Pre-converted MLX weights (finetuned ESM2 + MiniFold 48L/12L) are available on HuggingFace:

```
z-ardern/MiniFold_MLX_weights
├── ESM2_MiniFold_int8/  # finetuned MLX ESM2 3B, int8 quantized (~3.3 GB) ← downloaded by default
├── ESM2_MiniFold/       # finetuned MLX ESM2 3B, full precision (~11 GB)
├── minifold_48L/        # 48-layer MiniFold MLX weights (~285 MB)
└── minifold_12L/        # 12-layer MiniFold MLX weights (~259 MB)
```

`fold.py` downloads only `ESM2_MiniFold_int8` by default. Pass `--non-quantized-ESM2` to use the full-precision weights instead.

```python
from huggingface_hub import snapshot_download

weights = snapshot_download("z-ardern/MiniFold_MLX_weights")
esm_path      = f"{weights}/ESM2_MiniFold_int8"
minifold_path = f"{weights}/minifold_48L"
```

## Use in Python

```python
from minifold_mlx import load_model, predict_sequence, predict_batch

tokenizer, model = load_model(
    mlx_esm_path      = "path/to/esm2",
    mlx_minifold_path = "path/to/minifold_48L",
)

# Single sequence
pdb_str = predict_sequence("my_protein", "MKVLILSAVLFAASSA...", model, tokenizer)

# Batch
results = predict_batch(
    [("prot1", "MKVL..."), ("prot2", "MSYL...")],
    model, tokenizer,
)
# results = {"prot1": "<PDB string>", "prot2": "<PDB string>"}
```

## Acknowledgements

This package is a port of [MiniFold](https://github.com/jwohlwend/minifold) by Jeremy Wohlwend et al., adapted for Apple Silicon using MLX. The original MiniFold code and weights are the foundation of this work.

The use of MLX for ESM-2 is based on MLX-ESM-2 by Vincent Amato [https://github.com/vincentamato/mlx-esm-2] (https://github.com/vincentamato/mlx-esm-2), but re-implemented for the fine-tuned ESM-2 model used by MiniFold, and with int8 quantization.

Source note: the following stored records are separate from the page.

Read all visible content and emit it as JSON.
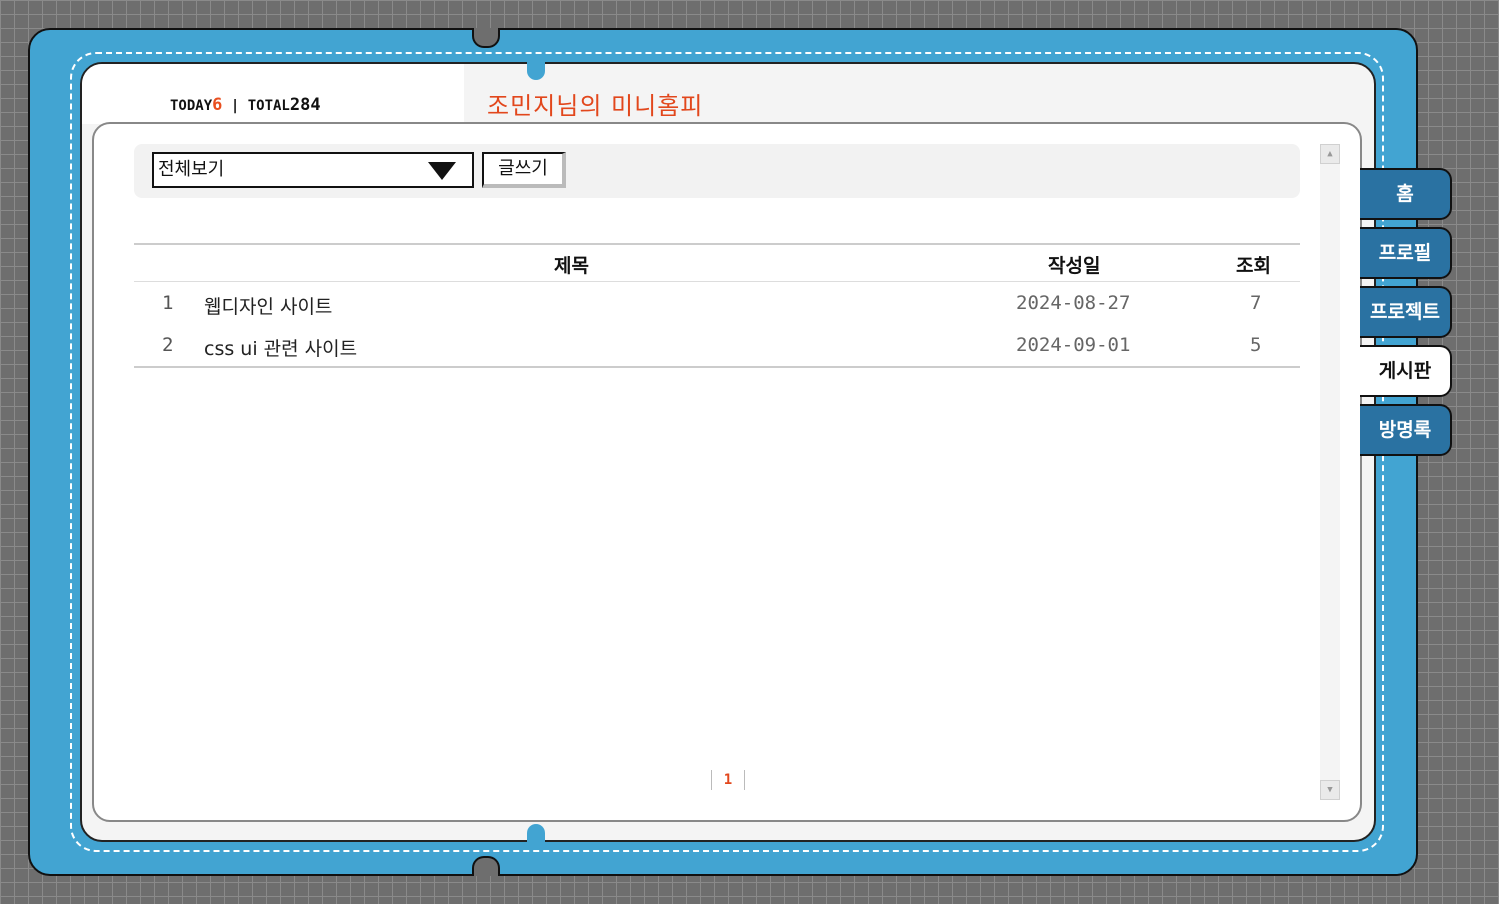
{
  "counter": {
    "today_label": "TODAY",
    "today_value": "6",
    "separator": "|",
    "total_label": "TOTAL",
    "total_value": "284"
  },
  "title": "조민지님의 미니홈피",
  "toolbar": {
    "select_value": "전체보기",
    "write_label": "글쓰기"
  },
  "table": {
    "headers": {
      "subject": "제목",
      "date": "작성일",
      "views": "조회"
    },
    "rows": [
      {
        "no": "1",
        "subject": "웹디자인 사이트",
        "date": "2024-08-27",
        "views": "7"
      },
      {
        "no": "2",
        "subject": "css ui 관련 사이트",
        "date": "2024-09-01",
        "views": "5"
      }
    ]
  },
  "pagination": {
    "current": "1"
  },
  "tabs": [
    {
      "label": "홈"
    },
    {
      "label": "프로필"
    },
    {
      "label": "프로젝트"
    },
    {
      "label": "게시판",
      "active": true
    },
    {
      "label": "방명록"
    }
  ],
  "colors": {
    "frame": "#42a4d2",
    "tab": "#2a72a2",
    "accent": "#e2471c"
  }
}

Development assistance provided by [Claude Code](https://claude.ai/code) (Anthropic). The MLX port, SGMM Metal kernel, use of RMSNorm, and int8 quantization pipeline were developed, through iterations and with careful benchmarking, with the aid of Claude Sonnet 4.6.

## License

MIT License, following MiniFold. See [LICENSE](LICENSE) for details.